As a leading global city with a high population density, Singapore is vulnerable to the introduction of biological threats. Initiating an early emergency response to such threats calls for the rapid identification of the causative agent. Researchers at Duke-NUS Medical School have shown that a bioaerosol sampling method, coupled with molecular diagnostics, was able to non-invasively collect and identify three respiratory viruses of public health importance on Singapore’s Mass Rapid Transit (MRT) network.
This is especially relevant to densely-populated countries like Singapore, which faces a heightened risk as a global trade and tourism hub. Few Singaporeans will have forgotten the impact of the SARS, H1N1 and MERS pandemics, which spread around the world with the help of international air travel. The most recent novel respiratory threat to global health is the newly emerged, highly pathogenic H7N9 influenza virus, currently circulating in birds and humans in mainland China. Singapore Changi Airport receives approximately 60,000 passengers from China per week – and there is recent evidence of airborne transmission of H7N9.
The study, conducted over a period of one year, collected aerosol samples during peak MRT ridership hours. To do this, the researchers used National Institute for Occupational Safety and Health (NIOSH) BC 251 2-stage aerosol samplers attached to personal backpacks carrying air pumps. Air was sampled from frequently-used MRT lines, specifically the East West Line and the North East Line. Molecular analyses revealed that some of the collected samples tested positive for adenovirus, influenza A virus and respiratory syncytial virus (RSV) type A.

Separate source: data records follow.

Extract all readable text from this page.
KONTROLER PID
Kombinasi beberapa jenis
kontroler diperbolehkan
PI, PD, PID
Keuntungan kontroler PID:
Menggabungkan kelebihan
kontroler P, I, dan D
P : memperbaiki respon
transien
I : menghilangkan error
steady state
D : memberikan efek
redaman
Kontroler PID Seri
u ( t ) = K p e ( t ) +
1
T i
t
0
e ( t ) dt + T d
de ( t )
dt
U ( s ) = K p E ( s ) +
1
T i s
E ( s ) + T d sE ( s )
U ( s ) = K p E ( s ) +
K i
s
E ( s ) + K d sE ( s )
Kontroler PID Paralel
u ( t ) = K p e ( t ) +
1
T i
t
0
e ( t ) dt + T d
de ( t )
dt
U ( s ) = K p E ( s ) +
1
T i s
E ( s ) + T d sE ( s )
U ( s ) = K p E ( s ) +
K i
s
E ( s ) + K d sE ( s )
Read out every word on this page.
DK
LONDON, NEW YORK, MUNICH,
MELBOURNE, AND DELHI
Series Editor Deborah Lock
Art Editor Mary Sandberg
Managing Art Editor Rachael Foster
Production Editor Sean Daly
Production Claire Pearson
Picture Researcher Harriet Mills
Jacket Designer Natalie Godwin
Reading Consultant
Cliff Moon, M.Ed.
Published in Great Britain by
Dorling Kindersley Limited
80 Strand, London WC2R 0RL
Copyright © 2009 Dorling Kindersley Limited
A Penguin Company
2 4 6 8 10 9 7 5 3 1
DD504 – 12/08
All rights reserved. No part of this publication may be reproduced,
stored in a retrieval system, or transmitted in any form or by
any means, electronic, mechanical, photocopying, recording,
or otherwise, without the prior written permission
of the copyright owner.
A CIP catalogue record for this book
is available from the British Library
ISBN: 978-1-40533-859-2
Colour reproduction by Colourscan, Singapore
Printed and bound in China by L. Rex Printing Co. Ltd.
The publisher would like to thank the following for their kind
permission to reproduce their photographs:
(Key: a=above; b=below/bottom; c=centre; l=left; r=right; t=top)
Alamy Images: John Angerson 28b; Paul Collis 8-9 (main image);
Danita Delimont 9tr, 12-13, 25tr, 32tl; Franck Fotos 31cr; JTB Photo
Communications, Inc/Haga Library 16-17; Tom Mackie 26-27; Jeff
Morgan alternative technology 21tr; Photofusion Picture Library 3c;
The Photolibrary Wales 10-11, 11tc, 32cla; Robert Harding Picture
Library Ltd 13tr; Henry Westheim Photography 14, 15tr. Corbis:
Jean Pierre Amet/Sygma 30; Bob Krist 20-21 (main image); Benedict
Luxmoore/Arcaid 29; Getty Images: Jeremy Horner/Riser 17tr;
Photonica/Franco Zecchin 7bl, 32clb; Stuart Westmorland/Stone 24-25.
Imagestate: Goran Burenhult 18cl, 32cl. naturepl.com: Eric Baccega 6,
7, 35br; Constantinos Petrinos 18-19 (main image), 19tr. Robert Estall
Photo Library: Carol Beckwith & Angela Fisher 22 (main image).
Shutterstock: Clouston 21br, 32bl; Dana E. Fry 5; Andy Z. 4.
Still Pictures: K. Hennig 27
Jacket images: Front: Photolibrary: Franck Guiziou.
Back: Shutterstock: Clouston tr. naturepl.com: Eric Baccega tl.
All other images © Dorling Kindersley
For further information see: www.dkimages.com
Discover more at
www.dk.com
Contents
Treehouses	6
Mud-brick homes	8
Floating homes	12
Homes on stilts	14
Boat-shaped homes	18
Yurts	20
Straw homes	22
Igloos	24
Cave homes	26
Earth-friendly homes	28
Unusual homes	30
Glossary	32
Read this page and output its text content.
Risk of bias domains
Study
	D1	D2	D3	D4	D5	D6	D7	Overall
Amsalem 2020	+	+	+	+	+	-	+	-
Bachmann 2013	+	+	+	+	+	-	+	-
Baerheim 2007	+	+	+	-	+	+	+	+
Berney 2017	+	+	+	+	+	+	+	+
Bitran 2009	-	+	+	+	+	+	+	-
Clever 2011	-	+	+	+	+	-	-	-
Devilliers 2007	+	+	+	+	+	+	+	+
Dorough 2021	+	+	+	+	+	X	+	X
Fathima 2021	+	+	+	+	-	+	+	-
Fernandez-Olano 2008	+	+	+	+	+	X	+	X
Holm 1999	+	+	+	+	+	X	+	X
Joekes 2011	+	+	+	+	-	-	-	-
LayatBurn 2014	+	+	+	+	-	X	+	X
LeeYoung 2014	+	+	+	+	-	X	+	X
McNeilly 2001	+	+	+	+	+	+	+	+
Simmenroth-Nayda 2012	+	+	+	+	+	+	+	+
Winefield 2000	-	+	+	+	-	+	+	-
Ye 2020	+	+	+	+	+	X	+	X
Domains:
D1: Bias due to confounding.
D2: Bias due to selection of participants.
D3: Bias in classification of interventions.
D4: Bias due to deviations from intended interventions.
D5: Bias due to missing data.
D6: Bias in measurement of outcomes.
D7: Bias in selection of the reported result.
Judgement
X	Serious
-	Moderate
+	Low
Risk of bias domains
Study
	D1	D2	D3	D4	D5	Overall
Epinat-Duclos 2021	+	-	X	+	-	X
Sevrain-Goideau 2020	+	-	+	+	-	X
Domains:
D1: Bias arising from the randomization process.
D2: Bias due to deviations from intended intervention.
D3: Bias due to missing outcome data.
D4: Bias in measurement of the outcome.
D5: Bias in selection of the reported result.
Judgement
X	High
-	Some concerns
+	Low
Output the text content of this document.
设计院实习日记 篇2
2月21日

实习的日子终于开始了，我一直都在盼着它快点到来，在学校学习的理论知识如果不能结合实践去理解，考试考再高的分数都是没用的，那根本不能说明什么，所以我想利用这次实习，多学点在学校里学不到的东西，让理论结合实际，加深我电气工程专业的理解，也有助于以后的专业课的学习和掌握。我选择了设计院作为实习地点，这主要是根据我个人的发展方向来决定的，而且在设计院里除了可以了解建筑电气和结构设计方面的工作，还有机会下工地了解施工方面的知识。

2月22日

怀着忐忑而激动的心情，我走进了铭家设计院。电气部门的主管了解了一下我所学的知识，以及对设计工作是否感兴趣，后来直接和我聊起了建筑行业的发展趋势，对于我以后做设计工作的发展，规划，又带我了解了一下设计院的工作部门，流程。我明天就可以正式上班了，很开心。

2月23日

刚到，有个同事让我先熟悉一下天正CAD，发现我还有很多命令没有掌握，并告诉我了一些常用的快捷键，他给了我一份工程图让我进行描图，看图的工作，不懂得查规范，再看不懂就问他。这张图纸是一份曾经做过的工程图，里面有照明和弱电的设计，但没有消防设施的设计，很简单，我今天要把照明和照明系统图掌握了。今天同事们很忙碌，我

“It is a novel achievement to successfully collect molecular evidence of multiple aerosolized respiratory viruses from Singapore’s MRT. Usually transit network studies focus on mapping surface-borne bacterial DNA and neglect to target aerosolized or respiratory-borne RNA viruses. Our study demonstrates that bioaerosol sampling might have a practical application for the detection of respiratory pathogens in crowded public areas, such as transportation systems. This is important in terms of pandemic preparedness, as a bioaerosol sampling system does not require the timely acquisition of ethical approvals and informed consent needed to collect individual samples from human subjects,” stated Dr. Gregory Gray, a Professor of the Duke-NUS Emerging Infectious Diseases (EID) Signature Research Programme and senior author of the study.
The findings support the possibility of employing bioaerosol samplers in crowded places to monitor respiratory viruses that could be circulating. Dr. Kristen Coleman, the study’s first author, envisioned that, in a future suspected or ongoing disease outbreak, such samplers could be immediately deployed in high-risk areas, yielding results within approximately eight hours, or even less if the samplers are proactively used to monitor high-risk areas. Proactive monitoring for respiratory viruses would also eliminate the risk of missing the time frame of exposure to pandemic viruses in high-risk areas and enable more robust disease surveillance.
The study authors caution more research is needed before bioaerosol sampling can be deployed to safeguard public health. “Before we can establish a distinct role for bioaerosol sampling in terms of pandemic surveillance, virus-specific controlled studies are needed to determine optimal sampling parameters for multiple respiratory viruses with pandemic potential,” said Dr. Coleman, who is a Research Fellow at Duke-NUS’ EID Signature Research Programme.
Nonetheless, they are hopeful their findings will advance not only the science but also the technology to improve bioaerosol sampling techniques.